Por que a resiliência é um valor fundamental para famílias e cuidadores de crianças autistas?
"É muito provável que ele nunca fale", "ele não poderá ir à escola", "ele não poderá ler e escrever". Pilar Lodoño estava apenas começando sua jornada no caminho do autismo com seu filho Martín, quando começou a ouvir frases semelhantes.
Determinada a evitar essas frases e sem nenhum conhecimento sobre o assunto, ela se dedicou totalmente ao filho, abandonou o emprego, sua carreira profissional como engenheira industrial e começou a pesquisar diferentes metodologias de aprendizagem. Essa realidade é um denominador comum entre mães e pais de crianças autistas.
A história de Pilar, consultora em autismo e neurodiversidade, foi uma das histórias do nosso primeiro evento Fuckup Nights Autism Edition em espanhol. Nele, tivemos a oportunidade de ouvir outras histórias semelhantes, como a de Lucía Patterson, fundadora da APS Community, além de uma palestra com Alexia Rattazzi, psiquiatra de crianças e adolescentes e cofundadora da PANAACEA, uma organização sem fins lucrativos que busca melhorar a qualidade de vida de pessoas autistas e suas famílias.

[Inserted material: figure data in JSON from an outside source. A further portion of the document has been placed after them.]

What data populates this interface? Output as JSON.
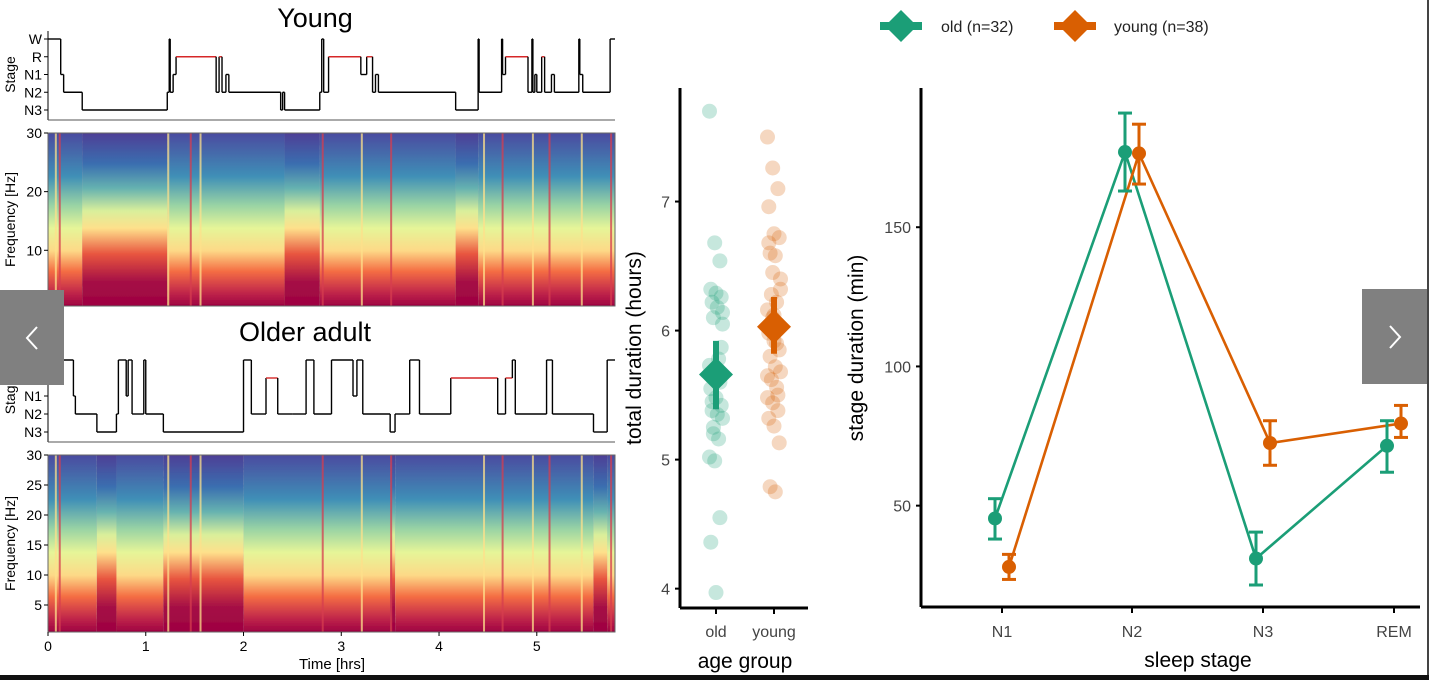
{
  "figure": {
    "left_panel": {
      "young": {
        "title": "Young",
        "hypnogram": {
          "ylabel": "Stage",
          "stages": [
            "W",
            "R",
            "N1",
            "N2",
            "N3"
          ],
          "segments": [
            [
              0.0,
              "W"
            ],
            [
              0.13,
              "N1"
            ],
            [
              0.16,
              "N2"
            ],
            [
              0.35,
              "N3"
            ],
            [
              1.22,
              "N2"
            ],
            [
              1.24,
              "W"
            ],
            [
              1.25,
              "N2"
            ],
            [
              1.28,
              "N1"
            ],
            [
              1.31,
              "R"
            ],
            [
              1.72,
              "N2"
            ],
            [
              1.75,
              "R"
            ],
            [
              1.78,
              "N2"
            ],
            [
              1.82,
              "N1"
            ],
            [
              1.85,
              "N2"
            ],
            [
              2.38,
              "N3"
            ],
            [
              2.4,
              "N2"
            ],
            [
              2.42,
              "N3"
            ],
            [
              2.78,
              "N2"
            ],
            [
              2.8,
              "W"
            ],
            [
              2.82,
              "N2"
            ],
            [
              2.87,
              "R"
            ],
            [
              3.2,
              "N1"
            ],
            [
              3.26,
              "R"
            ],
            [
              3.32,
              "N2"
            ],
            [
              3.35,
              "N1"
            ],
            [
              3.38,
              "N2"
            ],
            [
              4.17,
              "N3"
            ],
            [
              4.4,
              "W"
            ],
            [
              4.41,
              "N2"
            ],
            [
              4.64,
              "W"
            ],
            [
              4.65,
              "N1"
            ],
            [
              4.68,
              "R"
            ],
            [
              4.91,
              "N2"
            ],
            [
              4.95,
              "W"
            ],
            [
              4.96,
              "N2"
            ],
            [
              4.98,
              "N1"
            ],
            [
              5.0,
              "N2"
            ],
            [
              5.05,
              "R"
            ],
            [
              5.08,
              "N2"
            ],
            [
              5.15,
              "N1"
            ],
            [
              5.18,
              "N2"
            ],
            [
              5.43,
              "W"
            ],
            [
              5.44,
              "N1"
            ],
            [
              5.47,
              "N2"
            ],
            [
              5.75,
              "W"
            ],
            [
              5.8,
              "W"
            ]
          ],
          "rem_color": "#d62728"
        },
        "spectrogram": {
          "ylabel": "Frequency [Hz]",
          "yticks": [
            "10",
            "20",
            "30"
          ],
          "yrange": [
            0.5,
            30
          ],
          "deep_sleep_periods": [
            [
              0.35,
              1.22
            ],
            [
              2.42,
              2.78
            ],
            [
              4.17,
              4.4
            ]
          ]
        }
      },
      "older": {
        "title": "Older adult",
        "hypnogram": {
          "ylabel": "Stage",
          "stages": [
            "W",
            "R",
            "N1",
            "N2",
            "N3"
          ],
          "segments": [
            [
              0.0,
              "W"
            ],
            [
              0.26,
              "N1"
            ],
            [
              0.28,
              "N2"
            ],
            [
              0.5,
              "N3"
            ],
            [
              0.7,
              "N2"
            ],
            [
              0.72,
              "W"
            ],
            [
              0.8,
              "N1"
            ],
            [
              0.82,
              "W"
            ],
            [
              0.86,
              "N2"
            ],
            [
              0.98,
              "W"
            ],
            [
              1.0,
              "N2"
            ],
            [
              1.18,
              "N3"
            ],
            [
              2.0,
              "W"
            ],
            [
              2.08,
              "N2"
            ],
            [
              2.23,
              "R"
            ],
            [
              2.35,
              "N2"
            ],
            [
              2.5,
              "N2"
            ],
            [
              2.64,
              "W"
            ],
            [
              2.72,
              "N2"
            ],
            [
              2.9,
              "W"
            ],
            [
              3.12,
              "N1"
            ],
            [
              3.16,
              "W"
            ],
            [
              3.22,
              "N2"
            ],
            [
              3.5,
              "N3"
            ],
            [
              3.55,
              "N2"
            ],
            [
              3.7,
              "W"
            ],
            [
              3.8,
              "N2"
            ],
            [
              4.12,
              "R"
            ],
            [
              4.6,
              "N2"
            ],
            [
              4.68,
              "R"
            ],
            [
              4.75,
              "W"
            ],
            [
              4.78,
              "N2"
            ],
            [
              5.1,
              "W"
            ],
            [
              5.16,
              "N2"
            ],
            [
              5.58,
              "N3"
            ],
            [
              5.72,
              "W"
            ],
            [
              5.8,
              "W"
            ]
          ],
          "rem_color": "#d62728"
        },
        "spectrogram": {
          "ylabel": "Frequency [Hz]",
          "yticks": [
            "5",
            "10",
            "15",
            "20",
            "25",
            "30"
          ],
          "yrange": [
            0.5,
            30
          ],
          "deep_sleep_periods": [
            [
              0.5,
              0.7
            ],
            [
              1.18,
              2.0
            ],
            [
              3.5,
              3.55
            ],
            [
              5.58,
              5.72
            ]
          ]
        },
        "xlabel": "Time [hrs]",
        "xticks": [
          "0",
          "1",
          "2",
          "3",
          "4",
          "5"
        ],
        "xrange": [
          0,
          5.8
        ]
      }
    },
    "nav": {
      "prev_icon": "chevron-left-icon",
      "next_icon": "chevron-right-icon"
    }
  },
  "chart_data": [
    {
      "type": "scatter",
      "title": "",
      "xlabel": "age group",
      "ylabel": "total duration (hours)",
      "categories": [
        "old",
        "young"
      ],
      "yticks": [
        "4",
        "5",
        "6",
        "7"
      ],
      "ylim": [
        3.85,
        7.88
      ],
      "grid": false,
      "series": [
        {
          "name": "old",
          "color": "#1b9e77",
          "points": [
            7.7,
            6.68,
            6.54,
            6.32,
            6.29,
            6.26,
            6.22,
            6.18,
            6.14,
            6.1,
            5.78,
            5.73,
            5.68,
            5.6,
            5.55,
            5.48,
            5.42,
            5.38,
            5.35,
            5.32,
            5.2,
            5.16,
            5.02,
            4.99,
            4.55,
            4.36,
            3.97,
            5.87,
            5.45,
            5.62,
            6.05,
            5.25
          ],
          "mean": 5.66,
          "ci": [
            5.39,
            5.92
          ]
        },
        {
          "name": "young",
          "color": "#d95f02",
          "points": [
            7.5,
            7.26,
            7.1,
            6.96,
            6.75,
            6.72,
            6.6,
            6.58,
            6.32,
            6.28,
            6.22,
            6.16,
            6.1,
            6.05,
            5.98,
            5.92,
            5.85,
            5.8,
            5.72,
            5.68,
            5.62,
            5.56,
            5.48,
            5.44,
            5.38,
            5.32,
            5.26,
            5.13,
            4.79,
            4.75,
            6.4,
            6.0,
            5.9,
            5.65,
            6.45,
            5.5,
            6.68,
            6.12
          ],
          "mean": 6.03,
          "ci": [
            5.82,
            6.26
          ]
        }
      ]
    },
    {
      "type": "line",
      "title": "",
      "xlabel": "sleep stage",
      "ylabel": "stage duration (min)",
      "categories": [
        "N1",
        "N2",
        "N3",
        "REM"
      ],
      "yticks": [
        "50",
        "100",
        "150"
      ],
      "ylim": [
        13.6,
        200
      ],
      "grid": false,
      "legend": {
        "placement": "top",
        "entries": [
          "old (n=32)",
          "young (n=38)"
        ]
      },
      "series": [
        {
          "name": "old (n=32)",
          "color": "#1b9e77",
          "values": [
            45.4,
            177,
            31,
            71.5
          ],
          "err_low": [
            38,
            163,
            21.5,
            62
          ],
          "err_high": [
            52.5,
            191,
            40.5,
            80.5
          ]
        },
        {
          "name": "young (n=38)",
          "color": "#d95f02",
          "values": [
            28,
            176.5,
            72.5,
            79.5
          ],
          "err_low": [
            23.5,
            165.5,
            64.5,
            74.5
          ],
          "err_high": [
            32.5,
            187,
            80.5,
            86
          ]
        }
      ]
    }
  ]
}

Para este blog, conversamos com Gaby Fusco, que trabalha na área de comunicações da organização, sobre o impacto que a falta de apoio do governo tem sobre a saúde mental dos pais de crianças autistas. Gaby, além de trabalhar na área de comunicações da PANAACEA, é mãe de duas meninas, uma das quais é autista.
O que o Fuckup Nights tem a ver com o autismo e como o conceito de fracasso se encaixa na criação de uma pessoa autista?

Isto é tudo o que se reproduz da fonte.